Varese-Bari: il commento prepartita di Andrea Confalonieri

De Luca e Mangia non sono ex, perché rimangono anche se vanno via

La storia non si cancella e in fondo non è né buona, né cattiva. Semplicemente è là (oggi è qui), scritta sui libri e – per chi lo possiede – nel cuore. C’è ex del Varese ed ex del Varese. Ma c’è anche chi non può essere considerato ex. «Un giorno tornerò a modo mio e compirò il mio destino, portando il Varese in serie A», disse Sogliano tra le lacrime dopo la semifinale persa con il Padova, pronunciando un giuramento di varesino dall’onore “siciliano”: piuttosto di non mantenere una promessa o una parola data, Sean sparirebbe. Lui è un “non ex”, nel senso che continua ad aleggiare nell’aria di Masnago, dipinto nelle facce e nello spirito della gente, nascosto nell’istinto vincente dell’ambiente e di certi giocatori.

Anche Devis Mangia non è un ex perché, come Sogliano, non passa ma rimane. Perché ha una qualità più unica che rara: è vero anche quando dà fastidio.

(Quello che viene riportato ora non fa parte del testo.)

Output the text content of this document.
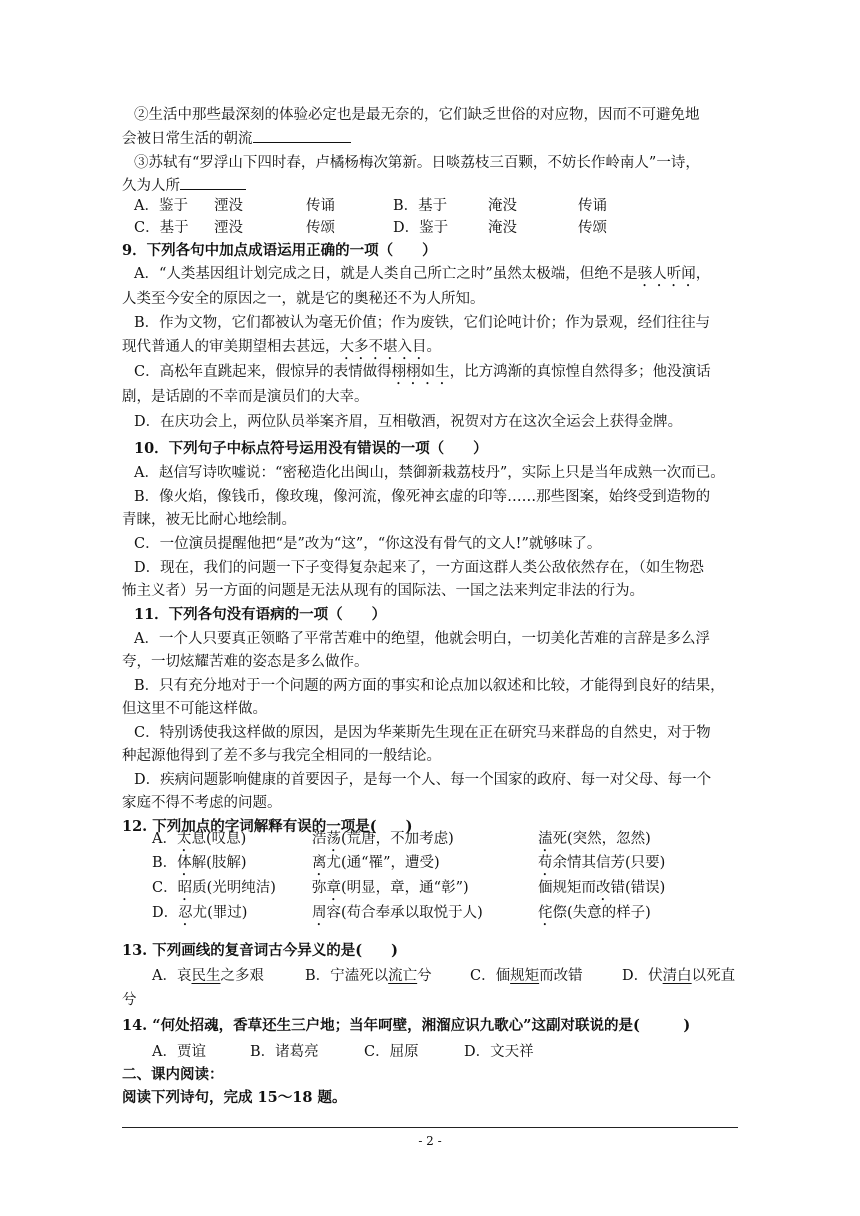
②生活中那些最深刻的体验必定也是最无奈的，它们缺乏世俗的对应物，因而不可避免地
会被日常生活的朝流
③苏轼有“罗浮山下四时春，卢橘杨梅次第新。日啖荔枝三百颗，不妨长作岭南人”一诗，
久为人所
A．鉴于 湮没	传诵	B．基于	淹没	传诵
C．基于 湮没	传颂	D．鉴于	淹没	传颂
9．下列各句中加点成语运用正确的一项（　　）
A．“人类基因组计划完成之日，就是人类自己所亡之时”虽然太极端，但绝不是骇人听闻，
人类至今安全的原因之一，就是它的奥秘还不为人所知。
B．作为文物，它们都被认为毫无价值；作为废铁，它们论吨计价；作为景观，经们往往与
现代普通人的审美期望相去甚远，大多不堪入目。
C．高松年直跳起来，假惊异的表情做得栩栩如生，比方鸿渐的真惊惶自然得多；他没演话
剧，是话剧的不幸而是演员们的大幸。
D．在庆功会上，两位队员举案齐眉，互相敬酒，祝贺对方在这次全运会上获得金牌。
10．下列句子中标点符号运用没有错误的一项（　　）
A．赵信写诗吹嘘说：“密秘造化出闽山，禁御新栽荔枝丹”，实际上只是当年成熟一次而已。
B．像火焰，像钱币，像玫瑰，像河流，像死神玄虚的印等……那些图案，始终受到造物的
青睐，被无比耐心地绘制。
C．一位演员提醒他把“是”改为“这”，“你这没有骨气的文人!”就够味了。
D．现在，我们的问题一下子变得复杂起来了，一方面这群人类公敌依然存在，（如生物恐
怖主义者）另一方面的问题是无法从现有的国际法、一国之法来判定非法的行为。
11．下列各句没有语病的一项（　　）
A．一个人只要真正领略了平常苦难中的绝望，他就会明白，一切美化苦难的言辞是多么浮
夸，一切炫耀苦难的姿态是多么做作。
B．只有充分地对于一个问题的两方面的事实和论点加以叙述和比较，才能得到良好的结果，
但这里不可能这样做。
C．特别诱使我这样做的原因，是因为华莱斯先生现在正在研究马来群岛的自然史，对于物
种起源他得到了差不多与我完全相同的一般结论。
D．疾病问题影响健康的首要因子，是每一个人、每一个国家的政府、每一对父母、每一个
家庭不得不考虑的问题。
12. 下列加点的字词解释有误的一项是(　　)
A．太息(叹息)	浩荡(荒唐，不加考虑)	溘死(突然，忽然)
B．体解(肢解)	离尤(通“罹”，遭受)	苟余情其信芳(只要)
C．昭质(光明纯洁) 弥章(明显，章，通“彰”)	偭规矩而改错(错误)
D．忍尤(罪过)	周容(苟合奉承以取悦于人)	侘傺(失意的样子)
13. 下列画线的复音词古今异义的是(　　)
A．哀民生之多艰	B．宁溘死以流亡兮	C．偭规矩而改错	D．伏清白以死直
兮
14. “何处招魂，香草还生三户地；当年呵壁，湘溜应识九歌心”这副对联说的是(　　　)
A．贾谊	B．诸葛亮	C．屈原	D．文天祥
二、课内阅读：
阅读下列诗句，完成 15～18 题。
- 2 -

Era vero quando, uscendo dal campo a Vado in serie D, faceva gestacci a cinquecento liguri inferociti. Era vero quando sulla panchina dell’Ivrea voleva battere il nemico Sannino giocando la partita come una finale, e oggi vorrà fare altrettanto con Bettinelli. Vero significa dare tutto se stesso, anche in maniera sbagliata.

Vero significa non trasformare mai i nemici in amici, o viceversa. Vero significa prendere un’astronave anche dalla luna per arrivare al funerale di Peo Maroso. Vero significa non tacere, né soprassedere, quando gli altri tacciono o soprassiedono. Essere veri, per Devis, è rispondere anche tra 32 anni quello che oggi risponde Fascetti a chi gli chiede, dopo 32 anni, quale fu la sua squadra più bella: il Varese dell’82 come la Primavera di Mangia. Sogni, non squadre. Sogni incapaci di invecchiare, ideali quasi irraggiungibili e irripetibili. Perché ci hanno fatto tornare bambini.

Anche De Luca è il Varese quasi per gli stessi motivi. Perché non ha mai rinunciato a un torneo della Rasa insieme agli amici, nemmeno da giocatore che scappava dall’Atalanta pur di esserci. Perché ha sempre seguito le partite allo stadio e al palazzetto in curva Nord. Perché di lui s’era già capito tutto al primo gol in serie B, in Triestina-Varese 1-1: Sannino lo butta nella mischia, gli avversari lo guardano e non gli danno un soldo bucato, così tappo e con quelle gambette. È in quel preciso istante che ti frega perché non ha paura di immaginare cose grandi, che tu non immagineresti mai, e poi di farle sul serio.